Dalam Pertemuan Ilmiah Nasional Restorasi Gambut Berbasis Integrasi Pengetahuan dan Inovasi Teknologi untuk Mengantisipasi Kebakaran Hutan dan Lahan tahun 2020, Selasa (26/11/2019), di Jakarta, sejumlah pakar memaparkan pentingnya pendekatan kesatuan hidrologis gambut (KHG) tersebut. Namun, tantangannya adalah KHG sebagai ekosistem gambut yang terletak di antara dua sungai atau di antara sungai dan laut ini, di dalamnya memiliki sekat administrasi kewilayahan ataupun status lahan/hutan.
Kepala BRG Nazir Foead seusai membuka kegiatan tersebut menyepakati akan pentingnya KHG untuk keberhasilan restorasi gambut. Karena itu, pada tahun 2020, pihaknya akan menentukan sejumlah KHG di wilayah prioritas restorasi untuk menjadi lokasi pionir atau uji coba pendekatan KHG tersebut.

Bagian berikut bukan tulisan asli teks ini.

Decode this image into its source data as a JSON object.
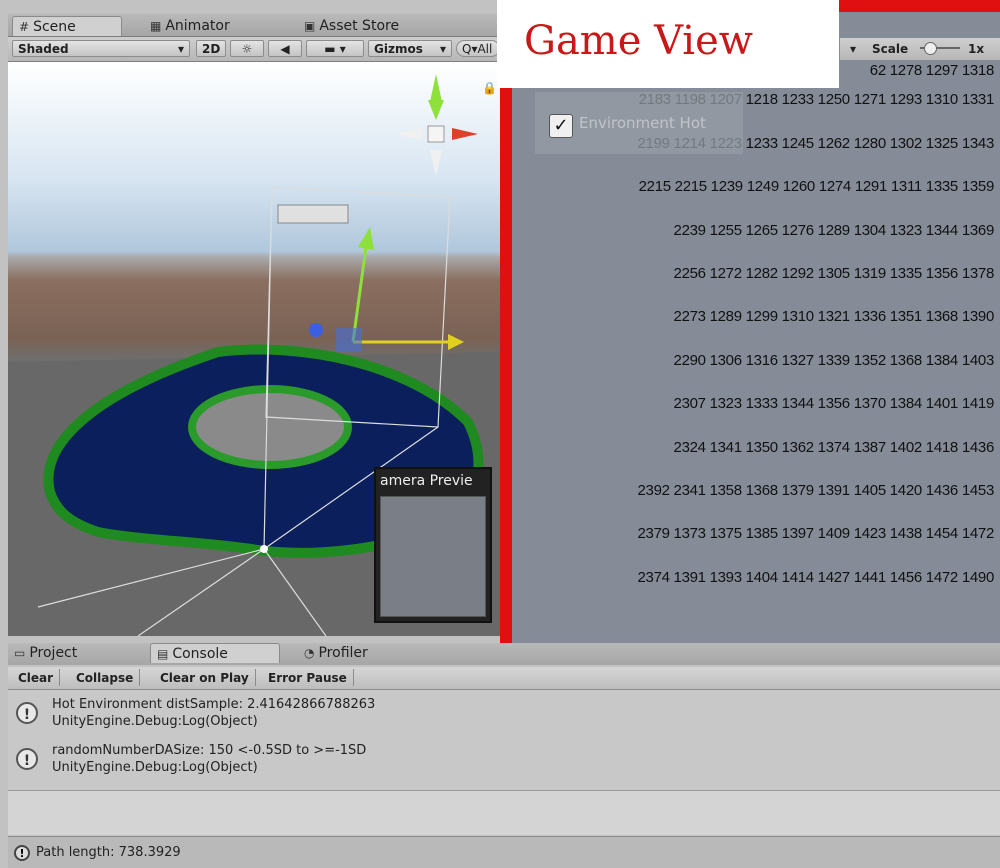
{
  "scene_tabs": [
    {
      "label": "Scene",
      "icon": "grid-icon"
    },
    {
      "label": "Animator",
      "icon": "animator-icon"
    },
    {
      "label": "Asset Store",
      "icon": "store-icon"
    }
  ],
  "scene_toolbar": {
    "shading_mode": "Shaded",
    "mode_2d": "2D",
    "gizmos_label": "Gizmos",
    "search_placeholder": "Q▾All"
  },
  "camera_preview_title": "amera Previe",
  "game_view": {
    "label": "Game View",
    "scale_label": "Scale",
    "scale_value": "1x",
    "toggle_label": "Environment Hot",
    "toggle_checked": true,
    "rows": [
      "62 1278 1297 1318",
      "2183 1198 1207 1218 1233 1250 1271 1293 1310 1331",
      "2199 1214 1223 1233 1245 1262 1280 1302 1325 1343",
      "2215 2215 1239 1249 1260 1274 1291 1311 1335 1359",
      "2239 1255 1265 1276 1289 1304 1323 1344 1369",
      "2256 1272 1282 1292 1305 1319 1335 1356 1378",
      "2273 1289 1299 1310 1321 1336 1351 1368 1390",
      "2290 1306 1316 1327 1339 1352 1368 1384 1403",
      "2307 1323 1333 1344 1356 1370 1384 1401 1419",
      "2324 1341 1350 1362 1374 1387 1402 1418 1436",
      "2392 2341 1358 1368 1379 1391 1405 1420 1436 1453",
      "2379 1373 1375 1385 1397 1409 1423 1438 1454 1472",
      "2374 1391 1393 1404 1414 1427 1441 1456 1472 1490"
    ]
  },
  "bottom_tabs": [
    {
      "label": "Project",
      "icon": "folder-icon"
    },
    {
      "label": "Console",
      "icon": "console-icon"
    },
    {
      "label": "Profiler",
      "icon": "profiler-icon"
    }
  ],
  "console_toolbar": {
    "clear": "Clear",
    "collapse": "Collapse",
    "clear_on_play": "Clear on Play",
    "error_pause": "Error Pause"
  },
  "console_entries": [
    {
      "line1": "Hot Environment distSample: 2.41642866788263",
      "line2": "UnityEngine.Debug:Log(Object)"
    },
    {
      "line1": "randomNumberDASize: 150 <-0.5SD to >=-1SD",
      "line2": "UnityEngine.Debug:Log(Object)"
    }
  ],
  "status_bar": {
    "text": "Path length: 738.3929"
  },
  "colors": {
    "game_frame": "#e01010",
    "game_label": "#c81818",
    "game_bg": "#858c98"
  }
}
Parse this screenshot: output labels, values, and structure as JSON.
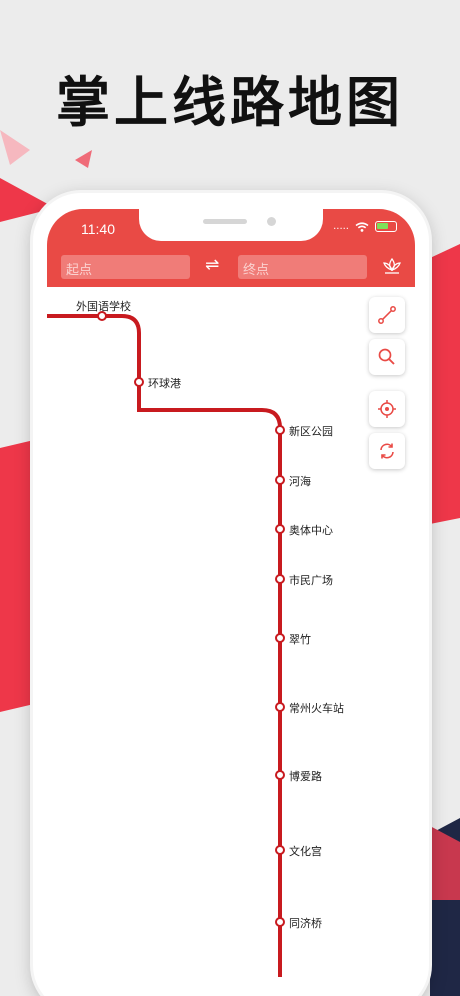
{
  "headline": "掌上线路地图",
  "status": {
    "time": "11:40",
    "signal": "....."
  },
  "route": {
    "start_placeholder": "起点",
    "end_placeholder": "终点",
    "swap_symbol": "⇌"
  },
  "tools": [
    "route-tool-icon",
    "search-icon",
    "locate-icon",
    "refresh-icon"
  ],
  "line_color": "#c81a1f",
  "accent": "#e94a45",
  "stations": [
    "外国语学校",
    "环球港",
    "新区公园",
    "河海",
    "奥体中心",
    "市民广场",
    "翠竹",
    "常州火车站",
    "博爱路",
    "文化宫",
    "同济桥"
  ]
}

Ia menyebutkan KHG di Riau yang sudah pasti menjadi lokasi uji coba, yaitu di Tebing Tinggi, Kepulauan Meranti. Daerah ini dipilih karena merupakan lokasi blusukan Presiden Joko Widodo yang menandai pembasahan gambut melalui penyekatan kanal, tepat lima tahun lalu.
”Tebing Tinggi ini sudah fix. Di situ perusahaan yang ada cuma satu, yaitu (HTI) sagu yang suka sama air (gambut basah). Kalau di tempat lain pasti tantangan sangat besar,” ucap Haris Gunawan, Deputi Penelitian dan Pengembangan BRG.
ia mengatakan, menurut rencana, sementara terdapat 12 KHG yang menjadi lokasi uji coba. Di Riau terdapat 2 KHG, yaitu di Tebing Tinggi dan Kampar, kemudian tempat lain yaitu di Sumatera Selatan, Jambi, Kalimantan Tengah, Kalimantan Barat, Kalimantan Selatan, dan Papua. Sebagai catatan, pada areal kerja BRG terdapat total 106 KHG dari total lebih dari 400 KHG di Indonesia.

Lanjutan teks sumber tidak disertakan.